The Bangladeshi economist, nicknamed “banker to the poor”, said the crisis presented an opportunity to carve out a fairer, greener future for the world, which was currently “a ticking time bomb”.
He highlighted three priorities: halting climate change, tackling wealth inequality, and preventing mass unemployment as artificial intelligence threatens to wipe out jobs.
Yunus told the Thomson Reuters Foundation’s annual event, Trust Conference, that COVID-19 had shown up the weaknesses in the global economy and society.
But he added: “When you hit the darkest part you come up with the brightest ideas.
“Why don’t we throw away all the old thinking? We have to be outrageously bold ... to adopt things which were never adopted before.”
Yunus won the Nobel Peace Prize in 2006 with Grameen Bank, a microfinance organisation he founded in 1983 to provide loans to poor people who cannot access mainstream banks - an initiative that has since inspired similar programmes worldwide.
The 80-year-old economist told the online conference that a post-COVID future should be built on social businesses - enterprises dedicated to tackling social and environmental problems through commercial means.

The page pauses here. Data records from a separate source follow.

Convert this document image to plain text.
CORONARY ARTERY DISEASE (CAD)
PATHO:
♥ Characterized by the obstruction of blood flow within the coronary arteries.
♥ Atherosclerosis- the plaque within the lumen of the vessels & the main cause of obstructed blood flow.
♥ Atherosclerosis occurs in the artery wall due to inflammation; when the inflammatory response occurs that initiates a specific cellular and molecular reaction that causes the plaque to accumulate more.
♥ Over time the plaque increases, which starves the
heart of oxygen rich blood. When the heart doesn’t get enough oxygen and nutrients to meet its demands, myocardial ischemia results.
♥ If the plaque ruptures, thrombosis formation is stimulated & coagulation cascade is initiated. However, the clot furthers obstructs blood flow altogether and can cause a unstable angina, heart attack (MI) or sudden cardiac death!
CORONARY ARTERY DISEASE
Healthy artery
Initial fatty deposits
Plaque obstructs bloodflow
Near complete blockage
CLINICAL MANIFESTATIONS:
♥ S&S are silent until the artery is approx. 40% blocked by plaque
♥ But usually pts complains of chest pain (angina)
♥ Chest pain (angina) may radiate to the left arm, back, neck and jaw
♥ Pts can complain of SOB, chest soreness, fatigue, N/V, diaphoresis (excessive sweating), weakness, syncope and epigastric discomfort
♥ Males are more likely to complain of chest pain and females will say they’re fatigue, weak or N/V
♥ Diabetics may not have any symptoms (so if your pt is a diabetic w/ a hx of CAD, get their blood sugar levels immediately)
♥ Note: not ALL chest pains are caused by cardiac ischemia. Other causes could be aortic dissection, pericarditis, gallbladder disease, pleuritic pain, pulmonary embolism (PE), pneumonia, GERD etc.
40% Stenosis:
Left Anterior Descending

People are not “money-making robots” and collective interest, not maximising profits, should be the driving force for business, he said.
Yunus said the pandemic had had a particularly devastating impact on people in the informal sector who make up 70% of workers in countries like Bangladesh and often have no savings.
He said informal sector workers should be recognised as entrepreneurs and called for the creation of “social business micro-entrepreneurial banks” to help them get back on their feet.
Social businesses could also be a solution for flawed healthcare systems whose failures had been exposed by the pandemic, Yunus said.
He criticised “selfish” rich countries buying up the production of COVID-19 vaccines, but warned that the pandemic could only be defeated together.
“If you keep one person unprotected, nobody’s protected,” he said.
Yunus said it was also time to rethink the world’s “urban-centric” economy which forces many people to seek work hundreds of miles from their homes.
In an age of modern technology, he questioned why many businesses, including call centres, could not be built in village areas.
The economist said he did not understand everyone’s eagerness to rush back to a pre-COVID era.
A world where about 1% of the population owns 99% of the wealth is a ticking time bomb and will “explode in anger, dissatisfaction and political upheaval”, he said.
“Why do you want to go back to that world? That world was a terrible world,” he added, alluding to climate change as well as the growing wealth gap.
“That world was like we (were) riding a big train, rushing to our death ... We want to go back to ride that train again?”
Yunus called instead for a “world of three zeros” – zero net carbon emissions, zero wealth concentration, zero unemployment.
“This is the time to do it,” he said.